Though largely forgotten today, large-eyed, expressive Mabel Taliaferro (1887-1979) was a major theatre star whose career began as Baby Bascom in the first Chicago production of
Blue Jeans, before she was quite three years old. She’s well paired here with Sally Crute (1886-1971), an instinctual actress often used by Collins, including in The Cossack Whip and Blue Jeans. Robert Walker’s “manly beauty,” as declared in an intertitle, also graced a number of the director’s features. After Collins’ untimely death, Taliaferro remained close with Dana, as attested by several photographs of them together in the mid-1920s.

Jay Weissberg

regia/dir: John H. Collins.
sogg/story: John B[lanchard] Clymer, Charles A. Logue.
scen: June Mathis.
photog: A[rthur] A. Cadwell.
asst. dir: Albert Kelly [non accreditato/uncredited].

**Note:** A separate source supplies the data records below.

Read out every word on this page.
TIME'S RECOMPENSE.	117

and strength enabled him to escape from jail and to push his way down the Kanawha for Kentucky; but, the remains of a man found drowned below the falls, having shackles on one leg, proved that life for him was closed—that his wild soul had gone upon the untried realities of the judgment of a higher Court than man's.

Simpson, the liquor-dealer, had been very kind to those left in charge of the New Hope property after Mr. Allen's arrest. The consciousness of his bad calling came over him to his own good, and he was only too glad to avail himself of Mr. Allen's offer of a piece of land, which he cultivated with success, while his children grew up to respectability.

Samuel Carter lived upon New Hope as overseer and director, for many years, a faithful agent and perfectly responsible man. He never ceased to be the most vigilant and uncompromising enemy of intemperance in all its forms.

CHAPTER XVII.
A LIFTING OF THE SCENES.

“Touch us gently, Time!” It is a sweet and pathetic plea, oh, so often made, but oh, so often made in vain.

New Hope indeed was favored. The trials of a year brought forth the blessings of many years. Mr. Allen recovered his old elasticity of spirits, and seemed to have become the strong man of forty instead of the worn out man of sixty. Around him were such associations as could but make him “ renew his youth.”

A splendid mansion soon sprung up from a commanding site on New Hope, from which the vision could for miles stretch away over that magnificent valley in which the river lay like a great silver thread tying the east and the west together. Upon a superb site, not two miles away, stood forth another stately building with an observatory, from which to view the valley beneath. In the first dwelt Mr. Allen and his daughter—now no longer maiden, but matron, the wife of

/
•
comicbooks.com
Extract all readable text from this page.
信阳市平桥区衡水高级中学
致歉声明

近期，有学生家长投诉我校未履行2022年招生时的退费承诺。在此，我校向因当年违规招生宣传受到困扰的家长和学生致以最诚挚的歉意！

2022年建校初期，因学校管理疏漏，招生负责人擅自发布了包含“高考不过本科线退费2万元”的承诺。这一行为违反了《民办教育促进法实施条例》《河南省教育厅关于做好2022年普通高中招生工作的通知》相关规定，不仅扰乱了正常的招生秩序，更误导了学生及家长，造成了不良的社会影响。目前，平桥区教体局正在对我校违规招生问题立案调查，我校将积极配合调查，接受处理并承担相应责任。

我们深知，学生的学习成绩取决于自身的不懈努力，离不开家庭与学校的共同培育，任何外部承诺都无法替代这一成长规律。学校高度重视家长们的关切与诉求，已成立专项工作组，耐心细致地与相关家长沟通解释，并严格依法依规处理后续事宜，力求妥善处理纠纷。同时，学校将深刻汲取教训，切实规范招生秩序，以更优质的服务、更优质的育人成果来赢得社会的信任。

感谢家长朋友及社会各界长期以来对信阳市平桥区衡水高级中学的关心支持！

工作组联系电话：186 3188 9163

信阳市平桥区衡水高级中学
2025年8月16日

cast: Mabel Taliaferro (Jerry McNairne), Robert Walker (Norton Burbeck), Sally Crute (Beatrice Gaden), Fred C. Jones (Dick Gaden), Yale Benner (Howard Curtis), George Melville (Patrick McNairne), Ricca Allen (Martha Scraggs), Jerome Wilson (Preston Cuyler), Ed Mack (Flynn, il maggiordomo/the butler).
prod: Columbia Pictures Corporation.
dist: Metro Pictures Corporation.
uscita/rel: 06.01.1917.
copia/copy: 35mm, 4343 ft. (orig. c. 5000 ft.), 64′ (18 fps); did./titles: ENG.
fonte/source: Library of Congress Packard Campus for Audio Visual Conservation, Culpeper, VA.
Preservazione/Preserved by the Library of Congress in collaborazione con/in cooperation with Warner Bros.